In contrast, during the 108th Congress, the Government Reform Committee grudgingly held four hearings on Iraq reconstruction contracting. Their final report dismissed critical witnesses as “so-called whistle blowers” and attributed multi-million dollar bungles to the “fog of war.” In Sen. Dorgan’s view, the hearings “were called in order to defend Halliburton, which is a pretty pathetic way to do investigative oversight.”
This Republican-controlled Congress wouldn't know oversight if it jumped up and bit them on the ass. The current GOP sees just about everything in partisan political terms. Any debate about that died a few weeks ago when evidence of a GOP cover-up of the Child Predator Scandal involving GOP Rep. Mark Foley materialized. Why should protecting campaign donors be any different than protecting known child predators? It's standard operating procedure to cover the collective ass of the party at all costs in the GOP.
In the article, Frida poses the question: "Why doesn't Congress do more?" One could probably find the answer in the age-old phrase, "follow the money." Plus, it doesn't hurt that the revolving door for high-level officials is really just an automated sliding door that never closes, for Pete's sake. These days, people don't even try to hide it.
Cheney is a great friend to have, but it doesn’t hurt that the company has other close ties. Richard “Plame-gate” Armitage did freelance consulting work for Halliburton before assuming the number two position at the State Department. In 2005, KBR hired Joe Allbaugh, an aide to George W. Bush when he was governor of Texas and former director of the Federal Emergency Management Agency, as a consultant. For good measure, they hired Allbaugh’s wife Diane too.
Oh, don't want to leave her out.
Just a few days ago, the government spending watchdog website FedSpending.org launched, a project of OMB Watch with the help of the Sunlight Foundation.

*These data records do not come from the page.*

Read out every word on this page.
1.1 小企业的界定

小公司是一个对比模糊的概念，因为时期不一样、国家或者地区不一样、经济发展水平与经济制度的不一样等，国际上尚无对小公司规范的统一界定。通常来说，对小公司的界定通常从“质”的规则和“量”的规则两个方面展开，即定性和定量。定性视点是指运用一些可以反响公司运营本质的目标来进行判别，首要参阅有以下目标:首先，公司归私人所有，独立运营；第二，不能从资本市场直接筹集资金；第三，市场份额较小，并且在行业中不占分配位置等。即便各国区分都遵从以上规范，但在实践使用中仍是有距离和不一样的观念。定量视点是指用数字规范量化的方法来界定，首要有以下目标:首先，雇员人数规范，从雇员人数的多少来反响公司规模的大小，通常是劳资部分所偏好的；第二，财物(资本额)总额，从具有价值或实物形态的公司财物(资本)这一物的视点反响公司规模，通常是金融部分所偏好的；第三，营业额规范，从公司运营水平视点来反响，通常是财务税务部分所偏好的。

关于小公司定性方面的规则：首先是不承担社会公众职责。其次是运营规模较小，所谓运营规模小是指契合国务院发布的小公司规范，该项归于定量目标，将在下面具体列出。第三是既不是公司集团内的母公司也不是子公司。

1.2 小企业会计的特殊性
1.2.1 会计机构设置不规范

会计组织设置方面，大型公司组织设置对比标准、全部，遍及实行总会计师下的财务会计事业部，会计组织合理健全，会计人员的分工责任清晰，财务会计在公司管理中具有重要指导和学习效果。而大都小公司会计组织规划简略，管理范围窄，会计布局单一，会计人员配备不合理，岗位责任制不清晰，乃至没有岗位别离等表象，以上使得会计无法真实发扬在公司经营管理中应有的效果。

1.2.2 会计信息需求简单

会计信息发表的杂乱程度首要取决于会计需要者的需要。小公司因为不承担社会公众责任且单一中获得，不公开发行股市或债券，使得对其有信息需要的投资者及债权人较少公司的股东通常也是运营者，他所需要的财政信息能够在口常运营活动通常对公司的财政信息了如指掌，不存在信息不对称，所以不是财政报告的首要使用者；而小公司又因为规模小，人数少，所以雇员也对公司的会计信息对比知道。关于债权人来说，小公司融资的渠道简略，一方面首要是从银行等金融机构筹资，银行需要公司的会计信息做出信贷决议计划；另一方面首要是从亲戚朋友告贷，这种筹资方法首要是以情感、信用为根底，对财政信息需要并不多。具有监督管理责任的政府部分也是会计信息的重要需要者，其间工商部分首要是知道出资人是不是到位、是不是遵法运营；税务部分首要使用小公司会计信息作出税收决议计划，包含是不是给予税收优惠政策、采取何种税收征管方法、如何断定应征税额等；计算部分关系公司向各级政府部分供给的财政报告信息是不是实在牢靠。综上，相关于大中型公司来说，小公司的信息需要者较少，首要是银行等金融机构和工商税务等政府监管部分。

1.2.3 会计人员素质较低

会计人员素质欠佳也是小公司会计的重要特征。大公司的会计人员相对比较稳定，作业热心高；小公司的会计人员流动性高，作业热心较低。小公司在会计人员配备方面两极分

It tracks government contracts and grants based off of data provided by government agencies.
As I was test driving the site, I came across a feature that lists the Top 100 Contractors in each of the last six years, FY2000 through FY2005, and thought I would look up a usual suspect:
And the Veep would have us believe he had nothing to do with that.
The site is still in it's infancy but will surely prove to be useful in the near future. I strongly urge all of you to check it out.